Startled, the siblings scrambled to their feet. The blood-soaked vines wrapping Grandpa’s body began to pulse with a warm, brilliant glow. Before their eyes, the surrounding broken wooden planks began to knit themselves together with fresh, living roots.

Splintered trees outside bloomed instantly, bursting with vibrant green leaves and wild berries. The suffocating stench of copper and death was swept away by the sweet, intoxicating perfume of springtime.

But they didn't look at the flowers. Their eyes were locked on their grandfather.

Grandpa Loiua’s body didn't decay. Instead, it slowly, peacefully began to dissolve into pure, shimmering light, his physical form merging directly into the massive, majestic sycamore tree growing from the heart of the cabin.

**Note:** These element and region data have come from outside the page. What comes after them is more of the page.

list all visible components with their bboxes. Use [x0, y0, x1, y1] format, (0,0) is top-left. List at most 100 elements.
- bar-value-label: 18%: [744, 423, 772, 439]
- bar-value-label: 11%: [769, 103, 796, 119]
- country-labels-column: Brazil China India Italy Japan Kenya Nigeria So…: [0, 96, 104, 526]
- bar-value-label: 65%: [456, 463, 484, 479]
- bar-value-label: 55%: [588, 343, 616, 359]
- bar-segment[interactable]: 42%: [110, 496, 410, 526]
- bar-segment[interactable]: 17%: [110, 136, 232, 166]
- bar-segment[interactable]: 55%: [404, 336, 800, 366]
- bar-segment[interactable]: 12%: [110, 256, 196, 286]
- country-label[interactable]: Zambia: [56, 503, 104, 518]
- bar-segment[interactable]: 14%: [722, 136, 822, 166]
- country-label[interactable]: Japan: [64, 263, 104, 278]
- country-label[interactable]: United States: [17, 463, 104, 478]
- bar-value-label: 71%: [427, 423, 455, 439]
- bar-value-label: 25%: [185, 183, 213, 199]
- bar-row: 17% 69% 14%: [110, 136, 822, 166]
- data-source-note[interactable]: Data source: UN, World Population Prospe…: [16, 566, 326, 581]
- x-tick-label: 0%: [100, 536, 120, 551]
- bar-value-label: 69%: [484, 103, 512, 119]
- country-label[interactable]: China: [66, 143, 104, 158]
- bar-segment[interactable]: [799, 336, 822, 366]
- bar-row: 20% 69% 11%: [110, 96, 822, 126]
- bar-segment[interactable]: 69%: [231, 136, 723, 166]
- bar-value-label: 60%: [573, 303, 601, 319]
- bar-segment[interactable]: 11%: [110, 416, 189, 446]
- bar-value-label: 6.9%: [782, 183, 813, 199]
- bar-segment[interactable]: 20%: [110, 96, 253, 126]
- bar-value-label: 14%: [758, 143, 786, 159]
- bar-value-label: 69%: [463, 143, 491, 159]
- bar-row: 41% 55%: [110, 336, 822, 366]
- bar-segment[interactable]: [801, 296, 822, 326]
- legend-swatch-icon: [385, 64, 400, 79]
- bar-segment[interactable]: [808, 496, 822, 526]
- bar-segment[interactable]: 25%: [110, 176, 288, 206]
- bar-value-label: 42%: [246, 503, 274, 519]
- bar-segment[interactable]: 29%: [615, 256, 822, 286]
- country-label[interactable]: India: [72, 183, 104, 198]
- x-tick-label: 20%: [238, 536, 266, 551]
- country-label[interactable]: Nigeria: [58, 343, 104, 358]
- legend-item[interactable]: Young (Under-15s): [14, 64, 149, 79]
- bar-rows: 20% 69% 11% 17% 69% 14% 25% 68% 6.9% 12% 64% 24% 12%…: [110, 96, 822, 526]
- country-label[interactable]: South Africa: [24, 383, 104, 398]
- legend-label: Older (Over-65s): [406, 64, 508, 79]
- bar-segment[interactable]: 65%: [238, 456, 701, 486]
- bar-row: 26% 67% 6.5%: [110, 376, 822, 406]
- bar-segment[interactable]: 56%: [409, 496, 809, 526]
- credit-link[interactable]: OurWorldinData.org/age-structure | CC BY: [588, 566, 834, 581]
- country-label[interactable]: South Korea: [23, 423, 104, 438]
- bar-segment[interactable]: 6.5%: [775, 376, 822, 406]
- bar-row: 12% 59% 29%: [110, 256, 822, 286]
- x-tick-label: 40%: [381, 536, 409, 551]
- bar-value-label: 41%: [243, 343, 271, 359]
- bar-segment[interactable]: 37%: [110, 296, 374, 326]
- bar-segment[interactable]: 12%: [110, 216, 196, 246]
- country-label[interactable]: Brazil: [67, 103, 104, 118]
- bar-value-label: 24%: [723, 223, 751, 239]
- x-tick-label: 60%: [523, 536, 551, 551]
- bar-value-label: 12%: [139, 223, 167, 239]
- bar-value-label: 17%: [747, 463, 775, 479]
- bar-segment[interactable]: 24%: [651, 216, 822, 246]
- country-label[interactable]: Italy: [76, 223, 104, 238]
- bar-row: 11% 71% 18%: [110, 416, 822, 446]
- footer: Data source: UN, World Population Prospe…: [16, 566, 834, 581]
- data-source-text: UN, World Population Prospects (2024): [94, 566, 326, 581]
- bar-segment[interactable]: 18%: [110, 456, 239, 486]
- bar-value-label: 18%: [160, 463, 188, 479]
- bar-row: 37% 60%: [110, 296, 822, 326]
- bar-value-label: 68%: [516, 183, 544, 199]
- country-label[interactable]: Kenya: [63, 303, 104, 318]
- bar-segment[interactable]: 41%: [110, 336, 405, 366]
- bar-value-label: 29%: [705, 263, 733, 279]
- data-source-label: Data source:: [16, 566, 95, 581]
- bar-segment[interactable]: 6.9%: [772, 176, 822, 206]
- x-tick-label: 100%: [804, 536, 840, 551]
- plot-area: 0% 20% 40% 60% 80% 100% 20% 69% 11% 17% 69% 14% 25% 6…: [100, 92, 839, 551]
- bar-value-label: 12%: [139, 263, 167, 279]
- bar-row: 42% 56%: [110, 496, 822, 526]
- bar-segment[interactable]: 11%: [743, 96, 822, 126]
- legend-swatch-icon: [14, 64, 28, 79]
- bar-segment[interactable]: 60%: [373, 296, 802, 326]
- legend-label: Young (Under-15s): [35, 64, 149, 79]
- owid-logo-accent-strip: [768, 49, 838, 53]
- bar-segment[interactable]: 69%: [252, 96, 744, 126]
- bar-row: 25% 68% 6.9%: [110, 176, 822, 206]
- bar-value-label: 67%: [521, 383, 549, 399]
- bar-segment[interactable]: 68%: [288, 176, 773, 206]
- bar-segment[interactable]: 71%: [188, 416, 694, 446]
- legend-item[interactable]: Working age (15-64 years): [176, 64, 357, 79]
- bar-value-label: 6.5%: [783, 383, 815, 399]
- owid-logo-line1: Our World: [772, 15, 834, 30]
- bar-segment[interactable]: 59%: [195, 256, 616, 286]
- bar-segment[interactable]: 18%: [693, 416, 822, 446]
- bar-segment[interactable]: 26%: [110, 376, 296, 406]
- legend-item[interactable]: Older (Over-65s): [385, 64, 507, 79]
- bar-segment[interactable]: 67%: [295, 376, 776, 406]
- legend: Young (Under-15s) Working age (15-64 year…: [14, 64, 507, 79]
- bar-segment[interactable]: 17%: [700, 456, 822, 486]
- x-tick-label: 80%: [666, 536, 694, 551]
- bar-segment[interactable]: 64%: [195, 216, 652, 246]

"Chiyaki, look!" Aimiri gasped, rushing forward into the ruins. She didn't look terrified anymore, she looked frantic, her eyes wide with a sudden, wild hope. She pressed her hands flat against the warm, glowing bark of the sycamore. "The tree... it took him. It didn't kill him, Chiyaki, it absorbed him. He's inside. I know he is!"

Chiyaki stood frozen. The logical, traumatized part of his brain wanted to analyze the physical impossibility of what she was saying, but the data was right in front of him. As he stepped closer, he saw the bark where their grandfather had merged. It was pulsing slowly. Like a heartbeat.

"If magic did this!," Chiyaki's mind calculated, instantly running through the variables, "..then magic can undo it!!"

Suddenly, a soft hum resonated through the air. From the very center of the newly formed trunk, the bark split open, and a book, bound in textured sycamore wood and carved with intricate leaf patterns, floated gently outward.

Chiyaki stepped forward and caught the book. The wood was warm, humming with a vibration that echoed the pulse of the tree. He carefully opened the heavy cover.
The words were written in a sweeping, elegant script that looked incredibly ancient, the ink slightly faded:

“Nature is always within us. Hearts the core. With all the mores. Therefore I leave, Let live Sycamore.

I remember it, Love. I remember it all. I cherished it. I understand it.

The responsibility of us, The Chemes, is scattered. Find it… as long as it takes. As long as the sun shines upon us.

Love. Remember. Sycamore… Don’t you ever forget.”

Chiyaki read the words aloud, his voice flat and perfectly controlled, though his fingers gripped the edges of the ancient parchment until they turned purple.

"That's not Grandpa's handwriting," Aimiri whispered, her finger hovering just above the paper. Then she looked back up at the massive, pulsing tree, and down at the capitalized word Sycamore on the page. "But the message... it's a guide. 'The responsibility of us, the Chemes, is scattered. Find it.'"

She grabbed Chiyaki’s arm, her grip incredibly tight. "Brother, the other Chemes. If they have this magic, they know how to control the trees. They know how to wake things up. If we find them... we can learn how to get him out of there."

Chiyaki stared at the page, then at the tree. His mind had already shut out the grief, replacing it with a cold, absolute objective. Survival. Rescue.

He closed the book with a firm, solid thud, the green light still leaking through the cracks of the wood.

"We can't stay here,"

Chiyaki said, his voice entirely devoid of emotion, though his chest was locked so tight he could barely breathe. He hugged the book to his chest like a shield.

"If the Chemes are out there, we have to find them. Every single one of them.

And we don't stop until we bring Grandpa back."